Koala imieniem Sydney posadziła sobie na barkach pingwina i kołysząc się, ruszyła w głąb ogrodu. Krokodyl Rick popędził za nimi.
– Wygląda ekstra! – roześmiała się Finja. – To byłby świetny prezent urodzinowy dla pana Morrisona. Myślicie, że dacie radę?
– Taaak! – rozbrzmiała wesoła odpowiedź.
Magiczne zwierzęta niestrudzenie próbowały i próbowały. Ciągle ktoś odskakiwał na bok albo spadał na ziemię.
– Za ciężka jesteś, Pepperoni – jęknęła foka Mette-Maja, gdy samica dzikana wgramoliła jej się na grzbiet.
– Łaskocze! – zachichotał krokodyl Rick, kiedy po grzbiecie przebiegła mu Polly, samica flaminga.

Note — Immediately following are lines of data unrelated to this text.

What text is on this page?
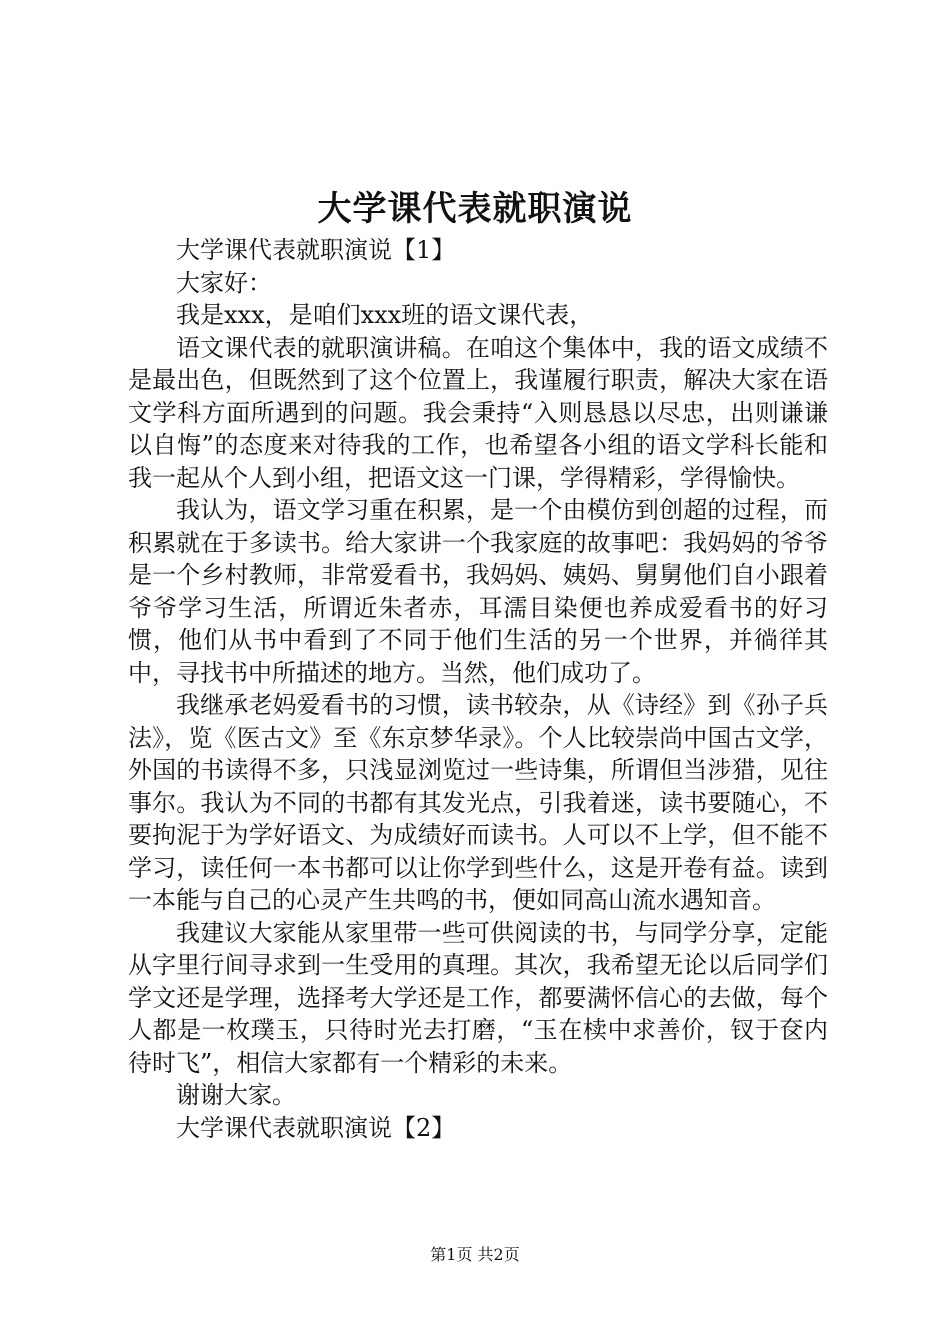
大学课代表就职演说

大学课代表就职演说【1】

大家好：

我是xxx，是咱们xxx班的语文课代表，

语文课代表的就职演讲稿。在咱这个集体中，我的语文成绩不是最出色，但既然到了这个位置上，我谨履行职责，解决大家在语文学科方面所遇到的问题。我会秉持“入则恳恳以尽忠，出则谦谦以自悔”的态度来对待我的工作，也希望各小组的语文学科长能和我一起从个人到小组，把语文这一门课，学得精彩，学得愉快。

我认为，语文学习重在积累，是一个由模仿到创超的过程，而积累就在于多读书。给大家讲一个我家庭的故事吧：我妈妈的爷爷是一个乡村教师，非常爱看书，我妈妈、姨妈、舅舅他们自小跟着爷爷学习生活，所谓近朱者赤，耳濡目染便也养成爱看书的好习惯，他们从书中看到了不同于他们生活的另一个世界，并徜徉其中，寻找书中所描述的地方。当然，他们成功了。

我继承老妈爱看书的习惯，读书较杂，从《诗经》到《孙子兵法》，览《医古文》至《东京梦华录》。个人比较崇尚中国古文学，外国的书读得不多，只浅显浏览过一些诗集，所谓但当涉猎，见往事尔。我认为不同的书都有其发光点，引我着迷，读书要随心，不要拘泥于为学好语文、为成绩好而读书。人可以不上学，但不能不学习，读任何一本书都可以让你学到些什么，这是开卷有益。读到一本能与自己的心灵产生共鸣的书，便如同高山流水遇知音。

我建议大家能从家里带一些可供阅读的书，与同学分享，定能从字里行间寻求到一生受用的真理。其次，我希望无论以后同学们学文还是学理，选择考大学还是工作，都要满怀信心的去做，每个人都是一枚璞玉，只待时光去打磨，“玉在椟中求善价，钗于奁内待时飞”，相信大家都有一个精彩的未来。

谢谢大家。

大学课代表就职演说【2】

第1页 共2页
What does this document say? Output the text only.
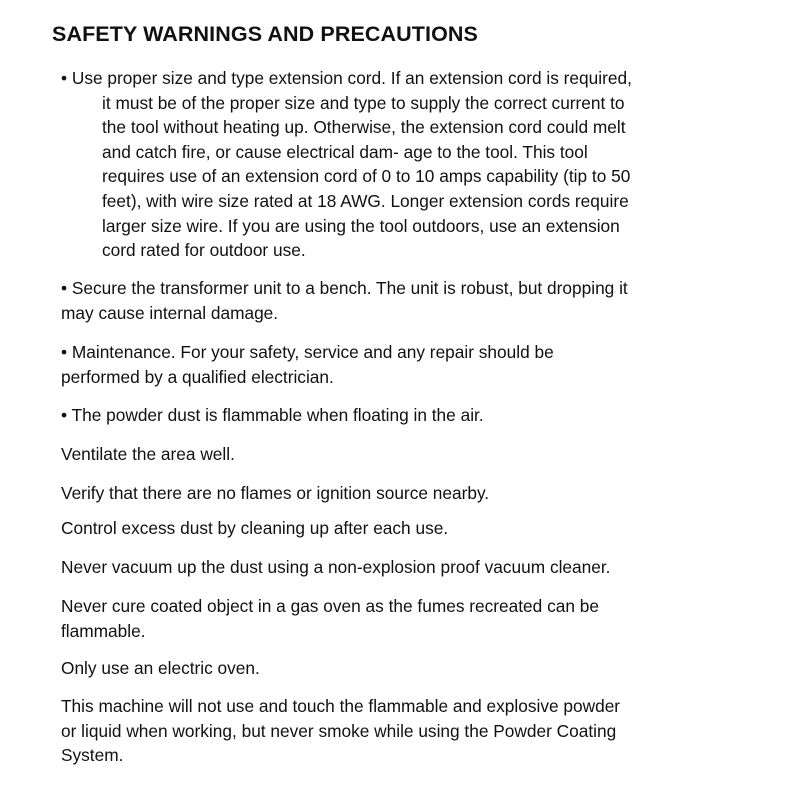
SAFETY WARNINGS AND PRECAUTIONS
• Use proper size and type extension cord. If an extension cord is required,
it must be of the proper size and type to supply the correct current to
the tool without heating up. Otherwise, the extension cord could melt
and catch fire, or cause electrical dam- age to the tool. This tool
requires use of an extension cord of 0 to 10 amps capability (tip to 50
feet), with wire size rated at 18 AWG. Longer extension cords require
larger size wire. If you are using the tool outdoors, use an extension
cord rated for outdoor use.

• Secure the transformer unit to a bench. The unit is robust, but dropping it
may cause internal damage.

• Maintenance. For your safety, service and any repair should be
performed by a qualified electrician.

• The powder dust is flammable when floating in the air.

Ventilate the area well.

Verify that there are no flames or ignition source nearby.

Control excess dust by cleaning up after each use.

Never vacuum up the dust using a non-explosion proof vacuum cleaner.

Never cure coated object in a gas oven as the fumes recreated can be
flammable.

Only use an electric oven.

This machine will not use and touch the flammable and explosive powder
or liquid when working, but never smoke while using the Powder Coating
System.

– Usia-siusia! – pisnął Caspar, spadając z barków pingwina.
Ależ im było wesoło! Jeszcze nie wiedzieli, jaka kolejność w piramidzie będzie najlepsza, ale co do jednego wszyscy byli zgodni: na samej górze, niczym złoty szpic na czubku choinki, usiądzie Salim, sokół wędrowny Luny. Salim omal nie pękł z dumy, taki poczuł się ważny.
Klasa panny Cornfield liczyła dwadzieścioro czworo dzieci. Tymczasem już dziewiętnaścioro z nich znalazło swoje magiczne zwierzę.
Trzy dziewczynki, które nie miały jeszcze swoich przyjaciół, śledziły całe zamieszanie nieco markotne.
– Kiedy w końcu dostanę kucyka? – westchnęła Leonie.
– Wilk byłby super – wymamrotała Sibel.
– Ciekawe, czy pan Morrison ma w swoim sklepie kurczaki – zastanawiała się Elisa.
Dziewczynki niemal przez cały czas rozprawiały o tym, jakie magiczne zwierzę chciałyby dostać, chłopcy natomiast w ogóle nie zaprzątali sobie tym głowy.
Matteo najchętniej spędzał czas przed komputerem. Zwierzę by mu tylko przeszkadzało.
A Anthony? Anthony chciał zostać gwiazdą futbolu!
Czy istniało jakieś zwierzę, które grałoby w piłkę nożną? Nie! Dla Anthony’ego zatem sprawa była jasna: magiczne zwierzę to zawracanie głowy. W ogóle go nie potrzebował.